Ein Sterngucker hatte kein Interesse am Regieren. Er fühlte sich keineswegs königlich, und der Reichtum seiner Familie war ihm gleichgültig. Bei seinen nächtlichen Beobachtungen vom Turm des Schlosses entdeckte er schliesslich den besonderen Stern. Am Tag las er in alten Schriftrollen und erkannte:
Der neue König der Juden ist geboren.
Entschlossen, diesem Stern zu folgen, verabschiedete er sich von seinem Zuhause. Doch er benötigte noch ein Geschenk für das Königskind.
Er entschied sich für Harz von einem Myrrhenbaum und legte es in eine hübsche kleine Truhe. Das Harz der Myrrhe galt als wertvolle Medizin, die zwar bitter schmeckte, aber bei vielen Leiden half. Noch wichtiger war, dass es ein wesentlicher Bestandteil des Salböls für Könige war – ein würdiges Geschenk, um seine Achtung vor dem neuen König zu bezeugen.
Da er selbst ein aussergewöhnlicher Mensch war, sollte auch sein Geschenk etwas Besonderes sein.
Auf seinem Weg, begleitet von zwei Gleichgesinnten, erlebte er Höhen und Tiefen. Der Stern leuchtete besonders hell, und er sehnte sich danach, dem Kind bald zu begegnen. Als er schliesslich an der Krippe ankam, kniete er nieder und weinte vor Freude und Dankbarkeit. Seine Bitterkeit, Unsicherheit und Fragen fanden hier einen Ort der Ruhe. Er fühlte sich durch das Kind geheilt.
Kein Gold, keinen Weihrauch, keine Myrrhe haben wir Dir anzubieten, Herr. Nur ein zerschlagenes und blutendes Herz.
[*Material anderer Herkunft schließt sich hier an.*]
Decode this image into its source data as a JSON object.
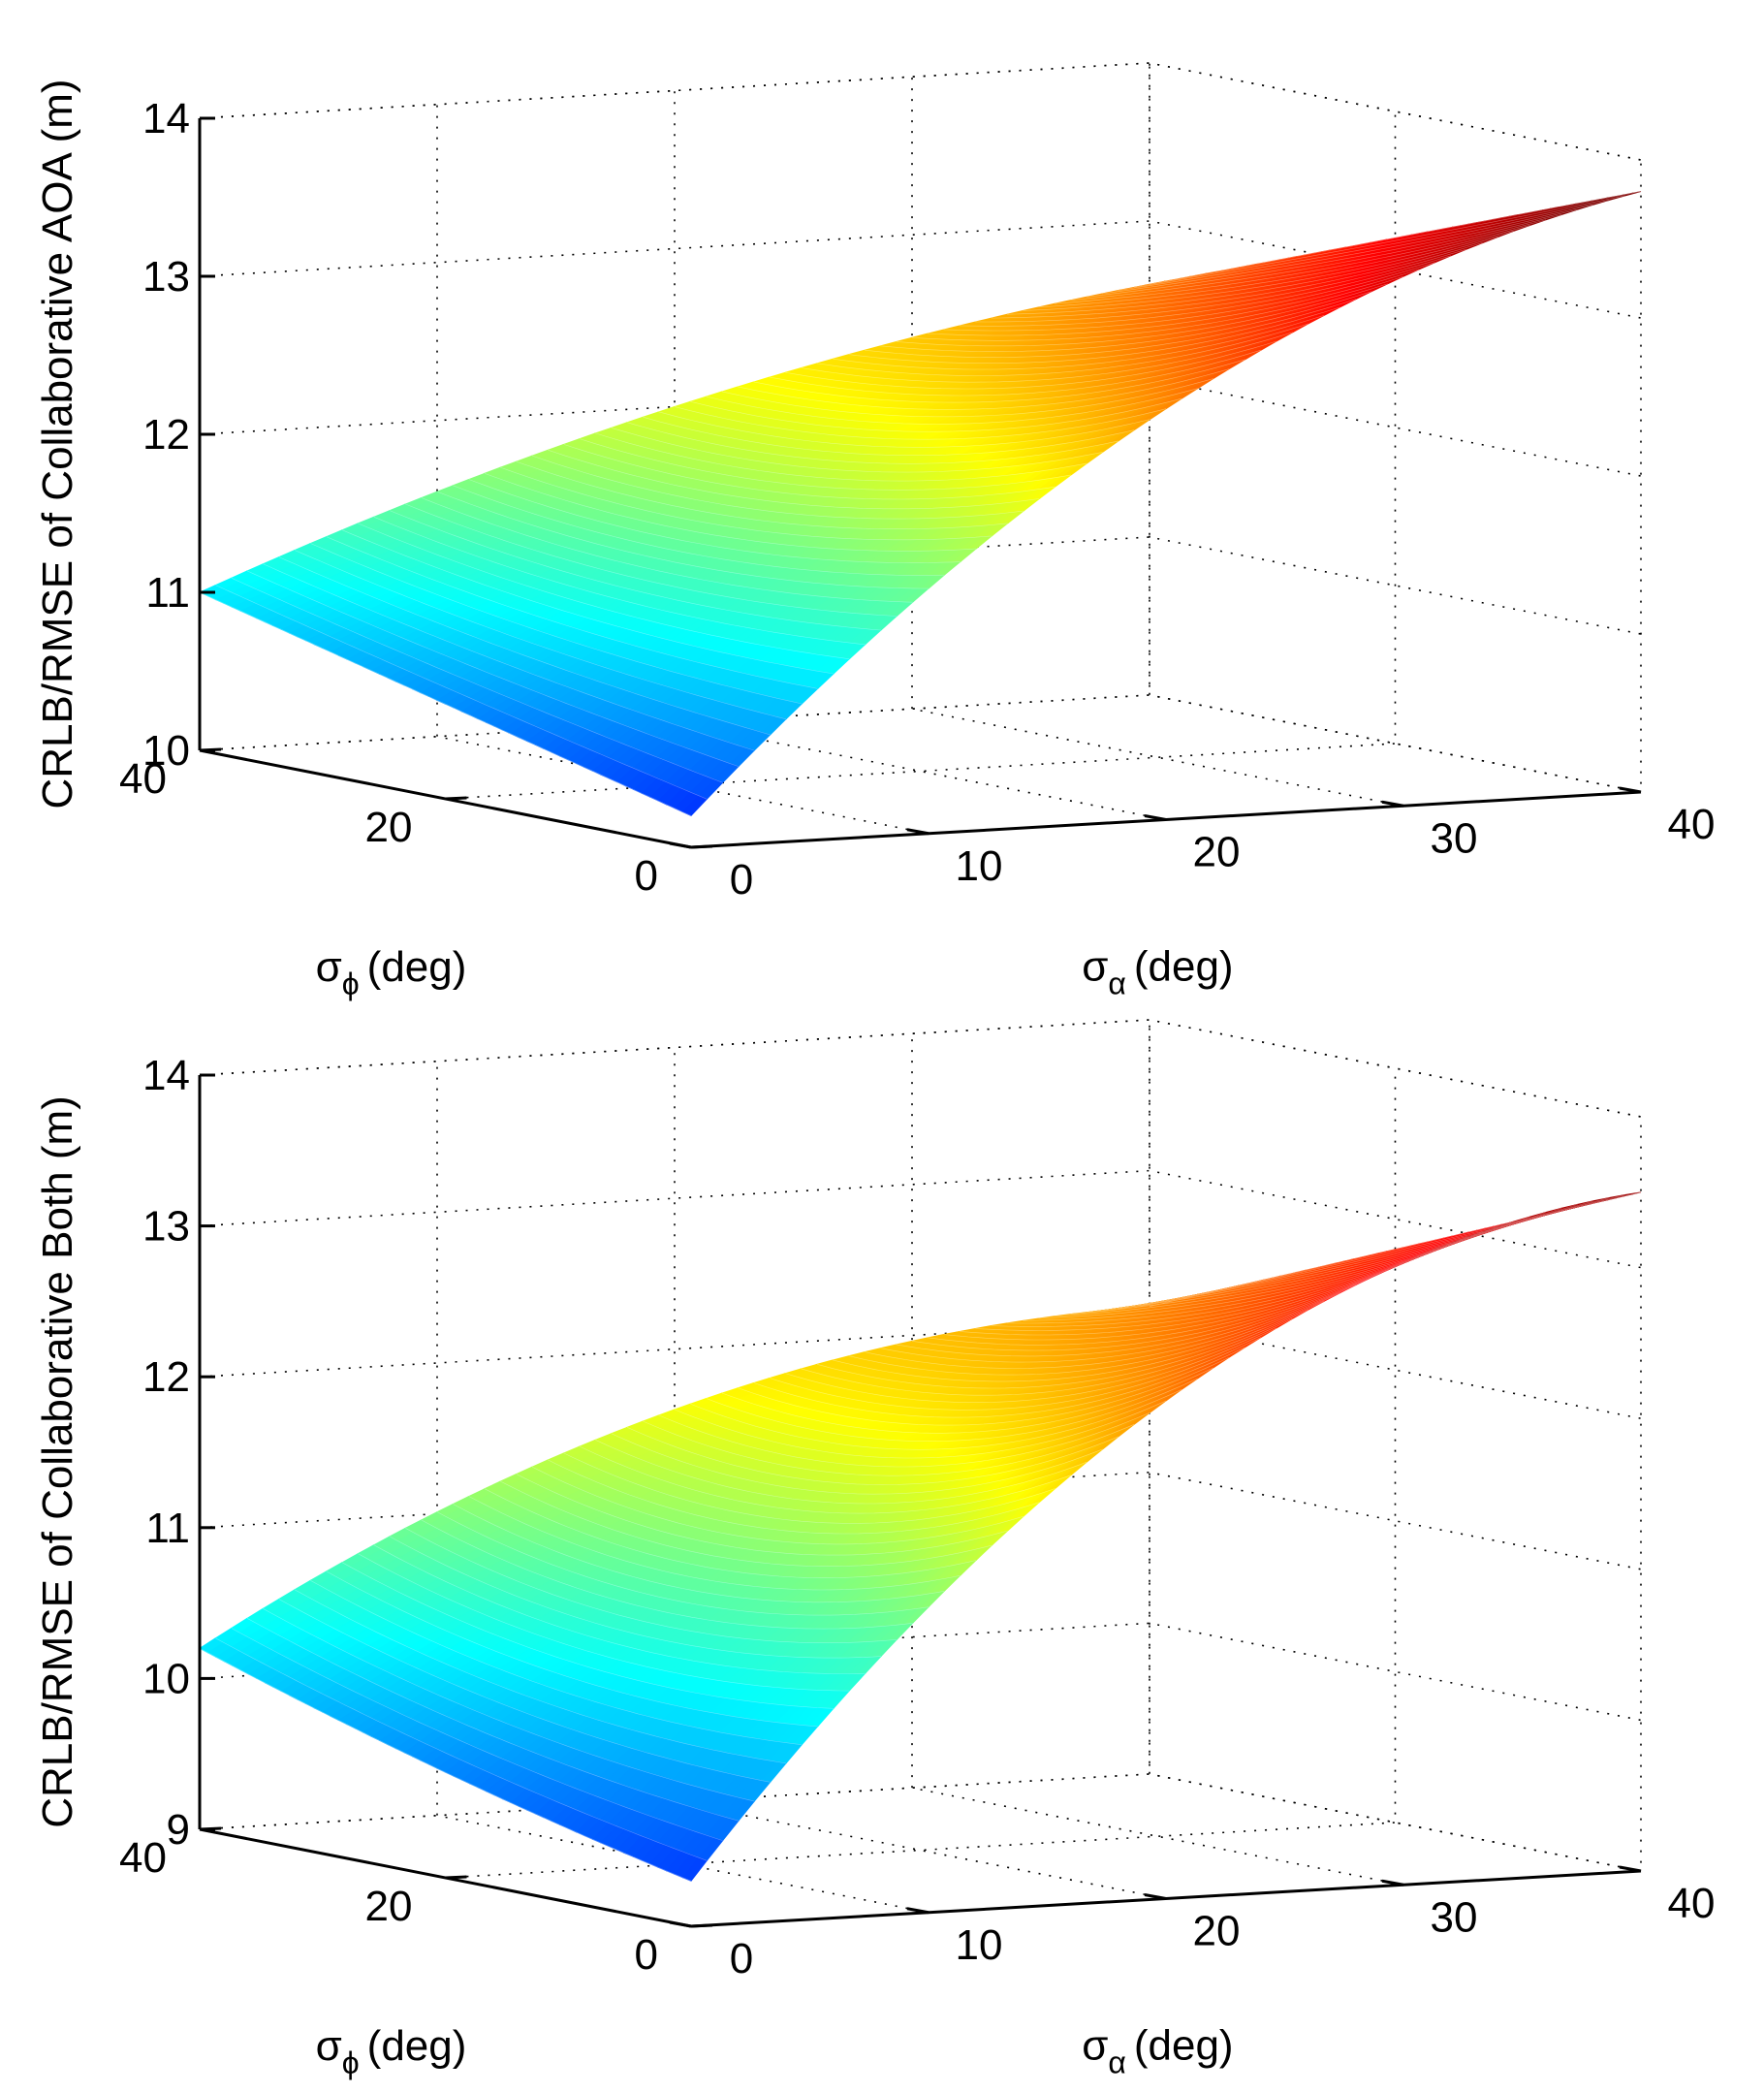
{
  "chart_data": [
    {
      "type": "surface",
      "name": "collaborative-aoa",
      "zlabel": "CRLB/RMSE of Collaborative AOA (m)",
      "xlabel": {
        "symbol": "σ",
        "sub": "α",
        "unit": "(deg)"
      },
      "ylabel": {
        "symbol": "σ",
        "sub": "ϕ",
        "unit": "(deg)"
      },
      "xlim": [
        0,
        40
      ],
      "ylim": [
        0,
        40
      ],
      "zlim": [
        10,
        14
      ],
      "xticks": [
        "0",
        "10",
        "20",
        "30",
        "40"
      ],
      "yticks": [
        "0",
        "20",
        "40"
      ],
      "zticks": [
        "10",
        "11",
        "12",
        "13",
        "14"
      ],
      "grid": true,
      "colormap": "jet",
      "surface_samples": {
        "x_values": [
          0,
          20,
          40
        ],
        "y_values": [
          0,
          20,
          40
        ],
        "z": [
          [
            10.2,
            12.6,
            13.8
          ],
          [
            10.6,
            12.1,
            13.2
          ],
          [
            11.0,
            12.0,
            12.6
          ]
        ]
      }
    },
    {
      "type": "surface",
      "name": "collaborative-both",
      "zlabel": "CRLB/RMSE of Collaborative Both (m)",
      "xlabel": {
        "symbol": "σ",
        "sub": "α",
        "unit": "(deg)"
      },
      "ylabel": {
        "symbol": "σ",
        "sub": "ϕ",
        "unit": "(deg)"
      },
      "xlim": [
        0,
        40
      ],
      "ylim": [
        0,
        40
      ],
      "zlim": [
        9,
        14
      ],
      "xticks": [
        "0",
        "10",
        "20",
        "30",
        "40"
      ],
      "yticks": [
        "0",
        "20",
        "40"
      ],
      "zticks": [
        "9",
        "10",
        "11",
        "12",
        "13",
        "14"
      ],
      "grid": true,
      "colormap": "jet",
      "surface_samples": {
        "x_values": [
          0,
          20,
          40
        ],
        "y_values": [
          0,
          20,
          40
        ],
        "z": [
          [
            9.3,
            12.3,
            13.5
          ],
          [
            9.7,
            11.6,
            12.8
          ],
          [
            10.2,
            11.6,
            12.1
          ]
        ]
      }
    }
  ]
}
So beginnt ein Gebet von Severin Schneider. Das blutende Herz erinnert an die dritte Gabe, die die Weisen dem Kind in Bethlehem schenkten: die Myrrhe. Myrrhe ist kostbarer und wertvoller als Weihrauch. Sie wird aus buchstäblich blutenden Bäumen gewonnen – dornigen Buschbäumen, die in Äthiopien, Somalia und Südarabien wachsen.
Man schneidet mit Messern die Rinde an, der Baum weint; die Tränen trocknen an der Luft zu Harz. Doch die Wunden dürfen nicht heilen; immer wieder schneiden die Messer in die alten Wunden und reissen die vernarbten Stellen erneut auf.
Wunden, die immer wieder aufreissen
Dieses Bild spiegelt unser Leben wider. Es gibt Wunden, die immer wieder aufreissen – vor allem seelische. Doch nur über sie kommt das Kostbare, das Wesentliche unseres Lebens zum Vorschein; sie zeigen, wie viel Liebe ein Mensch in sich trägt.
Wir dürfen dem Herrn die Myrrhe unseres Lebens, unsere Verwundungen und Tränen in die Krippe legen. «Kein Gold, keinen Weihrauch, keine Myrrhe haben wir Dir anzubieten, Herr. Nur ein zerschlagenes und blutendes Herz.»
Ich wünsche Ihnen ein gesegnetes Fest der Epiphanie, das Fest der Begegnung der Weisen mit dem Jesuskind. Möge über Ihrem Leben immer ein Stern leuchten – ein Licht, das Ihre Wunden in wertvolle Myrrhe verwandelt und Sie auf Ihrem Weg führt.